Blood as a neuromodulator

In the Journal of Neurophysiology, Chris Moore of the McGovern Institute for Brain Research at MIT reviews the evidence for his hemo-neural hypothesis:

Brain vasculature is a complex and interconnected network under tight regulatory control that exists in intimate communication with neurons and glia. Typically, hemodynamics are considered to exclusively serve as a metabolic support system. In contrast to this canonical view, we propose that hemodynamics also play a role in information processing through modulation of neural activity. Functional hyperemia, the basis of the fMRI BOLD signal, is a localized influx of blood correlated with neural activity levels. Functional hyperemia is considered by many to be excessive from a metabolic standpoint, but may be appropriate if interpreted as having an activity-dependent neuro-modulatory function. Hemodynamics may impact neural activity through direct and indirect mechanisms. Direct mechanisms include delivery of diffusible blood-borne messengers, and mechanical and thermal modulation of neural activity. Indirect mechanisms are proposed to act through hemodynamic modulation of astrocytes, which can in turn regulate neural activity. These hemo-neural mechanisms should alter the information processing capacity of active local neural networks. Here, we focus on analysis of neocortical sensory processing. We predict that hemodynamics alter the gain of local cortical circuits, modulating the detection and discrimination of sensory stimuli.

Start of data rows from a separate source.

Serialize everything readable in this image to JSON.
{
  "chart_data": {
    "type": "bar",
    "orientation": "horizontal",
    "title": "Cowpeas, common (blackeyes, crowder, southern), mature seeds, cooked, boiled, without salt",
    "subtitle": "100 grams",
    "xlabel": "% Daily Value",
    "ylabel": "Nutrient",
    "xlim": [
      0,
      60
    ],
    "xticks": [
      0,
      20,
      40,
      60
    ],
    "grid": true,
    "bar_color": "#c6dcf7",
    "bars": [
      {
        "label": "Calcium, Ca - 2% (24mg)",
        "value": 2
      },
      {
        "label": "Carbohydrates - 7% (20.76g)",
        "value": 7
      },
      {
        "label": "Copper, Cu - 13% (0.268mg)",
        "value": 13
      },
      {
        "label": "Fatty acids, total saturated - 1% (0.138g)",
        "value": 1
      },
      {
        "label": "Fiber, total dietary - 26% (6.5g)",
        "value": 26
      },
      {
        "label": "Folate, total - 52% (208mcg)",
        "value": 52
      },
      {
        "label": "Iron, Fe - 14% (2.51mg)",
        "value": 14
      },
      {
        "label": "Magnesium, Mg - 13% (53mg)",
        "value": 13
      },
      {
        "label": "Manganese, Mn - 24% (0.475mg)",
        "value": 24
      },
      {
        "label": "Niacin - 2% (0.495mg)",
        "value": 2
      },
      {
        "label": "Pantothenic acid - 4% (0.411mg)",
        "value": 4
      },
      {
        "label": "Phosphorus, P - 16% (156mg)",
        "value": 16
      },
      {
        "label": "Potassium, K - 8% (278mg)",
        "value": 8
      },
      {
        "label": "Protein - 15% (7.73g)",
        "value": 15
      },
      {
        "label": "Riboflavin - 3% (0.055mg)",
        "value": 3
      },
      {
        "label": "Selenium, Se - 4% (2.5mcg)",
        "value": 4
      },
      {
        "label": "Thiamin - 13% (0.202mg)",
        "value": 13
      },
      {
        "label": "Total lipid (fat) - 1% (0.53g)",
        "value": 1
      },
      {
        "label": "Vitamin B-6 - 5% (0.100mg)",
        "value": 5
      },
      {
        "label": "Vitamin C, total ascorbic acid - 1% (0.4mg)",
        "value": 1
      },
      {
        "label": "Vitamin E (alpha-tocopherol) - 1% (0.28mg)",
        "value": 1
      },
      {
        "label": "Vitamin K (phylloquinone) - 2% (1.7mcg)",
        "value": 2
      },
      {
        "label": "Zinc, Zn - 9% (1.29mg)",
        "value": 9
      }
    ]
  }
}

This novel view of information processing, that includes hemodynamics as an active and significant participant, has implications for understanding neural representation and the construction of accurate brain models. There are also potential medical benefits of an improved understanding of the role of hemodynamics in neural processing, as it directly bears on interpretation of and potential treatment for stroke, dementia and epilepsy.